ZFIN ID: ZDB-PUB-170706-6
CRISPR/Cas9-Directed Gene Editing for the Generation of Loss-of-Function Mutants in High-Throughput Zebrafish F0 Screens.
Shankaran, S.S., Dahlem, T.J., Bisgrove, B.W., Yost, H.J., Tristani-Firouzi, M.
Date: 2017
Source: Current protocols in molecular biology   119: 31.9.1-31.9.22 (Chapter)
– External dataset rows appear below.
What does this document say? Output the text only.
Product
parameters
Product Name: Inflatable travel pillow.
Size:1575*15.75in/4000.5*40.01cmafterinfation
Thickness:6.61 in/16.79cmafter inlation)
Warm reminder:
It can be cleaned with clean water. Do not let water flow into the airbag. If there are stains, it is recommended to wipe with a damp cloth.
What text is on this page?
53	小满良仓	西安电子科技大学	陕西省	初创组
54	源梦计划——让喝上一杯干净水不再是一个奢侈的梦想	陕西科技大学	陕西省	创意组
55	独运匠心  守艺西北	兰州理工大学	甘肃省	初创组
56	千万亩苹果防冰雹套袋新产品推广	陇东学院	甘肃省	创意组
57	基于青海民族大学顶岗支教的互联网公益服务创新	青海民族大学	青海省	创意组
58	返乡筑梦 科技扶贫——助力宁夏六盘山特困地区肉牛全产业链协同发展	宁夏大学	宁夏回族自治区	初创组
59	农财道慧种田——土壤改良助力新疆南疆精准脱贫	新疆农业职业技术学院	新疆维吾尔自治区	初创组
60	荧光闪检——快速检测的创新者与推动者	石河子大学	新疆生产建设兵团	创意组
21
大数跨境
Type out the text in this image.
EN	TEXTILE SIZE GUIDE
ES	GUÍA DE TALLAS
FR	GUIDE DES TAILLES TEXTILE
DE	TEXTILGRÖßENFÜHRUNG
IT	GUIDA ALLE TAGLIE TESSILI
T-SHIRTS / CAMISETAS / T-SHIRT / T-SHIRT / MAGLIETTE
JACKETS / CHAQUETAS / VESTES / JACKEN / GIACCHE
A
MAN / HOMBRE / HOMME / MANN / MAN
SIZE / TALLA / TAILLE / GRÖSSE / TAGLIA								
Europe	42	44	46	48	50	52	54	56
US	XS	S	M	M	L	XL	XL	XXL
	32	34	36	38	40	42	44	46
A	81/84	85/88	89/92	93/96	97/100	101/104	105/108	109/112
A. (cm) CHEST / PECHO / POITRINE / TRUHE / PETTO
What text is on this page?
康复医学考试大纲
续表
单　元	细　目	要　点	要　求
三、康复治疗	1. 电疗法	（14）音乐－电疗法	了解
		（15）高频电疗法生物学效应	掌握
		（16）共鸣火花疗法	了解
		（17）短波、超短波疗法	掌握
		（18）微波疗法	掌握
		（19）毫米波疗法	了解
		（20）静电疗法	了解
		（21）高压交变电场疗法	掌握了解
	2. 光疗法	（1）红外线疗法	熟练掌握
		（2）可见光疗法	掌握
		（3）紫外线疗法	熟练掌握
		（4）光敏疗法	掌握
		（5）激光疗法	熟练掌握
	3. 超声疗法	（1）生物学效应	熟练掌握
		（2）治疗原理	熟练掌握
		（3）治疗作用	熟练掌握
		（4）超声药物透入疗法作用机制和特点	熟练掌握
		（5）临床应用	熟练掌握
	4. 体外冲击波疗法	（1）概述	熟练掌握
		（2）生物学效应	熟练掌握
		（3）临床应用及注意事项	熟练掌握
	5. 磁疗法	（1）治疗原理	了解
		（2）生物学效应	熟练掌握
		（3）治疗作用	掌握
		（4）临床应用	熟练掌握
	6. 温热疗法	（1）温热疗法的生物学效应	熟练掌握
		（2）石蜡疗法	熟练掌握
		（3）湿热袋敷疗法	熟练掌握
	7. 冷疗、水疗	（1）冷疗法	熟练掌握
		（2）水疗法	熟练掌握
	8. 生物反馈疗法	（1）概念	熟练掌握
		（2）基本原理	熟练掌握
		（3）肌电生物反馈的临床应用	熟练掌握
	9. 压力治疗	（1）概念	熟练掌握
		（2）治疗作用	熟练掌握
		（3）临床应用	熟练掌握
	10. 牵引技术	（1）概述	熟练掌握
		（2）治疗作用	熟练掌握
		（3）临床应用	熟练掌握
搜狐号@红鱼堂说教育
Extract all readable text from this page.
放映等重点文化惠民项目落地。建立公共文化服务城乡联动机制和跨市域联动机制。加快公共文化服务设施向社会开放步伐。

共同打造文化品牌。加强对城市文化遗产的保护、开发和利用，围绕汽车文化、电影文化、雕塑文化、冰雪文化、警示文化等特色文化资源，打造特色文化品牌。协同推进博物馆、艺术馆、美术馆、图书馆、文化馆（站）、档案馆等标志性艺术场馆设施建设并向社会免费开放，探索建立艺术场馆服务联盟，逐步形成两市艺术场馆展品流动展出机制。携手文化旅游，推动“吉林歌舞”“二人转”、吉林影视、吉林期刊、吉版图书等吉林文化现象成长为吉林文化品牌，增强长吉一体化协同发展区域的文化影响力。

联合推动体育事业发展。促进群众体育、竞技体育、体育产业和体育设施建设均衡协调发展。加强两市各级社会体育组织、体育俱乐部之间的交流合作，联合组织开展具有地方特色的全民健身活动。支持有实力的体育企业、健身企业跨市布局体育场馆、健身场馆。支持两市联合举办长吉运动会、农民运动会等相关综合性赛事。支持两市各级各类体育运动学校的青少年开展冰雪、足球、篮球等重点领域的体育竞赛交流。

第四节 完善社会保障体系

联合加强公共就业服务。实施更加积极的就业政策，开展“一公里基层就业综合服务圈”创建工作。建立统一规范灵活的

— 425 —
Registered Authors: Bisgrove, Brent, Shankaran, Sunita Sathy, Yost, H. Joseph
Keywords: CRISPR/Cas9, FO screen, gene editing, loss-of-function, recessive mutant, zebrafish
MeSH Terms:
  • Animals
  • CRISPR-Cas Systems*
  • Gene Editing/methods*
  • Gene Knockout Techniques/methods*
  • Genetic Testing/methods*
  • Zebrafish/genetics*
PubMed: 28678442 Full text @ Curr Protoc Mol Biol
The ability to perform reverse genetics in the zebrafish model organism has been greatly advanced with the advent of the CRISPR (clustered regularly interspaced short palindromic repeats)/Cas9 (CRISPR-associated) system. The high level of efficiency in generating mutations when using the CRISPR/Cas9 system combined with the rapid generation time of the zebrafish model organism has made the possibility of performing F0 screens in this organism a reality. This unit describes a detailed protocol for performing an F0 screen using the CRISPR/Cas9 system in zebrafish starting with the design and production of custom CRISPR/Cas9 reagents for injection. Next, two approaches for determining the efficiency of mutation induction by the custom CRISPR/Cas9 reagents that are easily performed using standard molecular biology protocols are detailed. Finally, screening for F0 induced phenotypes using the zebrafish flh gene as an example is discussed. © 2017 by John Wiley & Sons, Inc.